There wasn’t this much of optimism after Mayweather fought Guerrero in May, in a fight that had less than 1 million buys, and probably lost money to Showtime, while Mayweather picked up around $40 million anyway. The addition of Alvarez to the card changed things, and its rumored that around 77% of all households with television sets in Mexico tuned in to the fight, meaning over 22 million tuned it to watch the fight.
Mayweather took the guaranteed $41.5 million from the fight, but there’s a very good chance he’ll reach an incredible $100 million when the money is all counted up. Alvarez ends up with more than $12 million guaranteed, obviously his biggest ever payday, but he’ll probably end up with a lot more depending on his deal.

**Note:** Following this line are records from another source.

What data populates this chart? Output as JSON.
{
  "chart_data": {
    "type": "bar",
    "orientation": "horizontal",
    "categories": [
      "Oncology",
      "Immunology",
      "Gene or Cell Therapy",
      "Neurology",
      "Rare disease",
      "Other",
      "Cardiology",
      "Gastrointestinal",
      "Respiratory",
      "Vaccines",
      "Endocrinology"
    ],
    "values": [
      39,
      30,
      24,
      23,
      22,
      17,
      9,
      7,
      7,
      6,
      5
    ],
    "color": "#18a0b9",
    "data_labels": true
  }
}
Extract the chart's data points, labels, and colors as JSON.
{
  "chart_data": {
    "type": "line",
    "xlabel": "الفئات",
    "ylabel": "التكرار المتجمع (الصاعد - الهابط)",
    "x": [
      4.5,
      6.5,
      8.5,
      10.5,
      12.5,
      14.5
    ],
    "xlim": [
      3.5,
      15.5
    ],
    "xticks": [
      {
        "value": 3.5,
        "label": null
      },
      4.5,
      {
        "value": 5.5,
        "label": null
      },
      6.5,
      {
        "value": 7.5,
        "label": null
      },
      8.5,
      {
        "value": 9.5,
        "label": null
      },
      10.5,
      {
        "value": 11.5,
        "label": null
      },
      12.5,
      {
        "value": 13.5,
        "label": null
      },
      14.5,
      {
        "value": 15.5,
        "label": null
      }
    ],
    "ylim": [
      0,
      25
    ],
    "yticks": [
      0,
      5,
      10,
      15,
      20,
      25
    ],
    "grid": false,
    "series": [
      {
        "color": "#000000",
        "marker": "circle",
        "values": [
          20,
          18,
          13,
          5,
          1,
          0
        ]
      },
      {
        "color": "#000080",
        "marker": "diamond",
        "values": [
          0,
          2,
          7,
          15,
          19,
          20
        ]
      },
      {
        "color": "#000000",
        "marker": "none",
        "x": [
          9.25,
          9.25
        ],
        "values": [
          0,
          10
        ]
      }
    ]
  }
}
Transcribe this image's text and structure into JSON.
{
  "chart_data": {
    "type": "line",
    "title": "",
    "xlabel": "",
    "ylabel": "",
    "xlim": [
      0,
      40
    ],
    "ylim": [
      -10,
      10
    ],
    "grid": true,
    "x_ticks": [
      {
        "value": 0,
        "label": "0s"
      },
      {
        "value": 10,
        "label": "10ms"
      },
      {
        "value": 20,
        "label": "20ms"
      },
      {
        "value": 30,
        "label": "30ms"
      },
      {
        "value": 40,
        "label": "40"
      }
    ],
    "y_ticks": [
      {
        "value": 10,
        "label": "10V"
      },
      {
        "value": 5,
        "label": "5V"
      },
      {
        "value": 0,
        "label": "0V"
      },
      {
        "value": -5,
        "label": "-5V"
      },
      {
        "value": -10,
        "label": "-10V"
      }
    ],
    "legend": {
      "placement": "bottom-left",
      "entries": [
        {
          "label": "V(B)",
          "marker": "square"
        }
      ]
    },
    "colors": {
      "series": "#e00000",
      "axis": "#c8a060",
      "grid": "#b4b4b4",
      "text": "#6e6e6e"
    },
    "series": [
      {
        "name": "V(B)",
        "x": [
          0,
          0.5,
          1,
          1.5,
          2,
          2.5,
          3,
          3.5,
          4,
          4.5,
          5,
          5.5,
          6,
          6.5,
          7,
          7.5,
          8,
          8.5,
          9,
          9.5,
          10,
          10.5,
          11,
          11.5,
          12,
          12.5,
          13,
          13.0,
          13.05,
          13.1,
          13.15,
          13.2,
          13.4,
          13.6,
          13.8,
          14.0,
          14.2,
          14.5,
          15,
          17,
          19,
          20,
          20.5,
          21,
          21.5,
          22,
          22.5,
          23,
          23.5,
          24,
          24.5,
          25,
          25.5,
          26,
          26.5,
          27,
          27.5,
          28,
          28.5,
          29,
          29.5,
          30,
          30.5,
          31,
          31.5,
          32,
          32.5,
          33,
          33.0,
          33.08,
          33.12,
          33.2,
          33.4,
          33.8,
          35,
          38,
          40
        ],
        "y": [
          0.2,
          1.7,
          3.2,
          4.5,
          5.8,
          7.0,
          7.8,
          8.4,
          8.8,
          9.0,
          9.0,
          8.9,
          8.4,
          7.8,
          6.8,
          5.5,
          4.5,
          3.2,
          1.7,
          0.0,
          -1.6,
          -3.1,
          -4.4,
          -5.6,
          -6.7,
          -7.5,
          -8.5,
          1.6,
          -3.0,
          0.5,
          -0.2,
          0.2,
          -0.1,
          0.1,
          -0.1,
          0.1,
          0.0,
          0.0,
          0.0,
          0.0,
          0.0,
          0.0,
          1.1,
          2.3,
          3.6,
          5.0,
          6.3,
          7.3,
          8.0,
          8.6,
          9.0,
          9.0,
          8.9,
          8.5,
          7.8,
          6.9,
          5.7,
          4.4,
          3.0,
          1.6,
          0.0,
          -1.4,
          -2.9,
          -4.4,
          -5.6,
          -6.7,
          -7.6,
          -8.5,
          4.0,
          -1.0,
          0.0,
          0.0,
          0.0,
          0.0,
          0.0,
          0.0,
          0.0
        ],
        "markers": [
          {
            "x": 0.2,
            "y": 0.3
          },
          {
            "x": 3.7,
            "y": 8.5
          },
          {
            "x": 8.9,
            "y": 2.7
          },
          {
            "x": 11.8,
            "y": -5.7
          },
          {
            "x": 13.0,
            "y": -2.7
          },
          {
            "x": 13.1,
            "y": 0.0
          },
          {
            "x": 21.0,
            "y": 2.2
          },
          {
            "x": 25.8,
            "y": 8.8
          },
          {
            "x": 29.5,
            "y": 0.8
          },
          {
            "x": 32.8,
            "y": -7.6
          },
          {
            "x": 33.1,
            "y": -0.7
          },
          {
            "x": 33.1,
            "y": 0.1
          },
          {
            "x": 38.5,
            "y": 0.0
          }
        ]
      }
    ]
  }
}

Over 16,000 were in attendance for the fight, generating just over $20 million, was another record. The Las Vegas closed-circuit record, selling out 26,163 tickets for a gross of $2,615,360, was another record set by the fight. Mayweather is obviously the biggest name in boxing, but Alvarez definitely helped. The problem is moving from here and trying to make this huge financial achievement into something that helps the whole of boxing, and not just a single individual.